The proto-conscience of the E.coli is similar to a ‘mechanical’ function.
‘Mechanical’ in the sense that the information contained in the nucleus is more or less directly expressed. The bacteria is not able to asses the results of its actions, to watch itself ‘doing things’ or to learn anything from what’s happening to it.
Time for another aside. Recent scientific research strongly suggests that even unicellular organisms are capable of learning. Something. This is very important, and very helpful towards increasing the ability of any given organism to survive, but doesn’t change much of what I have to say here.
Our conscience is anything but mechanical.
OK, it very much depends on our brains. Hence on our DNA.
It also depends on everything that has happened to us from the moment each of us has been conceived till the very present moment. A single minute spent without being able to breathe during birth can wreak havoc with out brains. Hence with our ability to develop a full fledged conscience.
Furthermore, being born into a relatively well off family during a peaceful era leads to being exposed to a completely different set of stimuli than if born into a poor family during a war.
Coming back to my initial example – very few of us really think about breathing, simply because most of us are accustomed to air being freely available, people exposed to those two different sets of ‘initial inputs’ will have a different attitude towards ‘normal daily needs’.
The first kid will grow with an innate sentiment that having enough to eat is comme il faut and nothing to worry about while the second…
Also, the first kid will grow accustomed to people around him ‘parading’ a host of satisfied ‘wants’ almost incomprehensible for the other kid.
Don’t tell me these two kids will develop the same kind of conscience.
Equivalent?
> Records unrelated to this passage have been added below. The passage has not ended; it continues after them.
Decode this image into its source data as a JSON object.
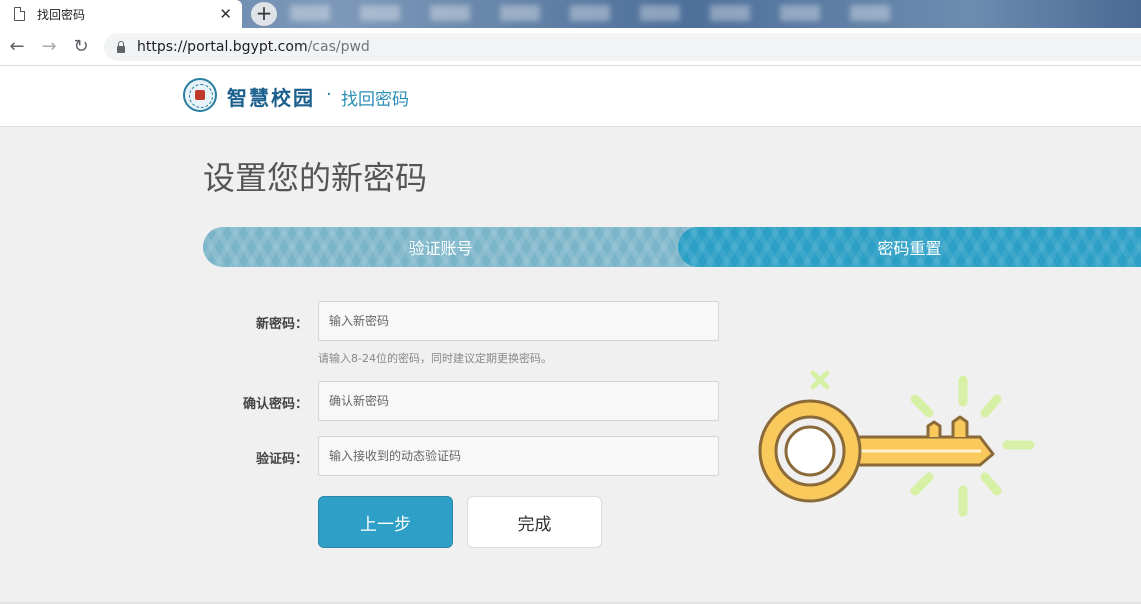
{
  "browser": {
    "tab_title": "找回密码",
    "tab_close": "✕",
    "new_tab": "+",
    "nav_back": "←",
    "nav_forward": "→",
    "nav_reload": "↻",
    "url_host": "https://portal.bgypt.com",
    "url_path": "/cas/pwd"
  },
  "header": {
    "brand": "智慧校园",
    "separator": "·",
    "subtitle": "找回密码"
  },
  "main": {
    "title": "设置您的新密码",
    "steps": [
      {
        "label": "验证账号",
        "state": "done"
      },
      {
        "label": "密码重置",
        "state": "active"
      }
    ],
    "form": {
      "new_password": {
        "label": "新密码：",
        "placeholder": "输入新密码",
        "value": ""
      },
      "hint": "请输入8-24位的密码，同时建议定期更换密码。",
      "confirm_password": {
        "label": "确认密码：",
        "placeholder": "确认新密码",
        "value": ""
      },
      "captcha": {
        "label": "验证码：",
        "placeholder": "输入接收到的动态验证码",
        "value": ""
      }
    },
    "buttons": {
      "prev": "上一步",
      "done": "完成"
    }
  },
  "illustration": {
    "icon": "key-icon",
    "colors": {
      "key": "#f9c95c",
      "outline": "#8b6a3a",
      "sparkle": "#d6f0a6"
    }
  },
  "colors": {
    "accent": "#2e9fc6",
    "step_done": "#7ab4c8",
    "step_active": "#2b9fc5",
    "brand": "#1b5f8c"
  }
}
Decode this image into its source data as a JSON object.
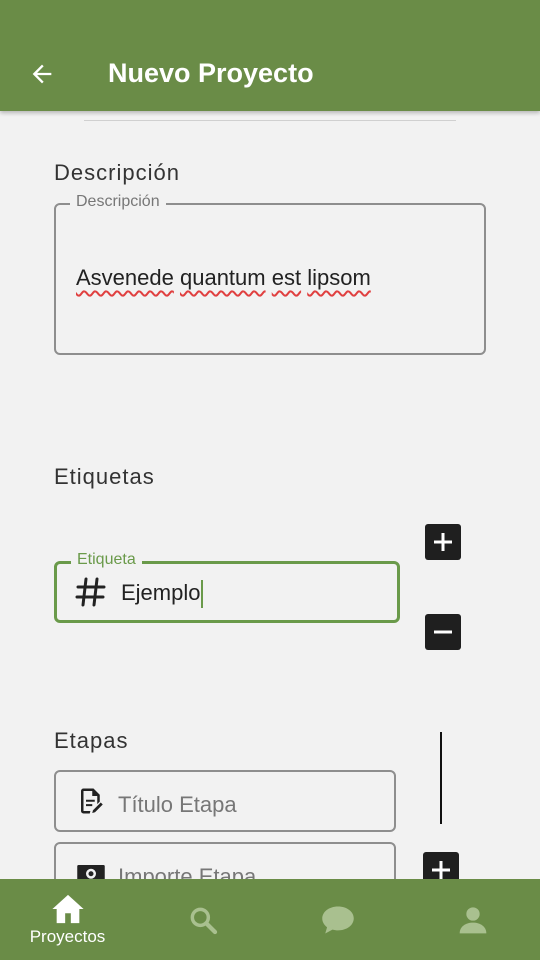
{
  "header": {
    "title": "Nuevo Proyecto",
    "back_icon": "arrow-back-icon"
  },
  "description": {
    "section_title": "Descripción",
    "field_label": "Descripción",
    "words": [
      "Asvenede",
      "quantum",
      "est",
      "lipsom"
    ]
  },
  "tags": {
    "section_title": "Etiquetas",
    "field_label": "Etiqueta",
    "icon": "hash-icon",
    "value": "Ejemplo",
    "add_icon": "plus-icon",
    "remove_icon": "minus-icon"
  },
  "stages": {
    "section_title": "Etapas",
    "title_placeholder": "Título Etapa",
    "amount_placeholder": "Importe Etapa",
    "title_icon": "document-edit-icon",
    "amount_icon": "money-icon",
    "add_icon": "plus-icon"
  },
  "bottom_nav": {
    "items": [
      {
        "label": "Proyectos",
        "icon": "home-icon",
        "active": true
      },
      {
        "label": "",
        "icon": "search-icon",
        "active": false
      },
      {
        "label": "",
        "icon": "chat-icon",
        "active": false
      },
      {
        "label": "",
        "icon": "person-icon",
        "active": false
      }
    ]
  },
  "colors": {
    "primary": "#6a8c47",
    "focus": "#6a9a4a",
    "background": "#f2f2f2",
    "inactive_icon": "#a9c08f"
  }
}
Maybe.
Geared towards the same goal? Survival of the individual AND that of the social norms into which the individual has been socialized? Certainly! Only the social norms I’ve just mentioned will never be exactly the same in those two cases… regardless of those two children belonging to the same broad culture.
As a consequence of their different fortunes, each of them will maintain a different balance between needs and wants. Even if their fortunes will change in time.
The ‘conscious membrane’ can change, and it usually will, following the changes in the surrounding medium. But those changes cannot fundamentally alter the ‘initial orientation’ – that forged during the early childhood.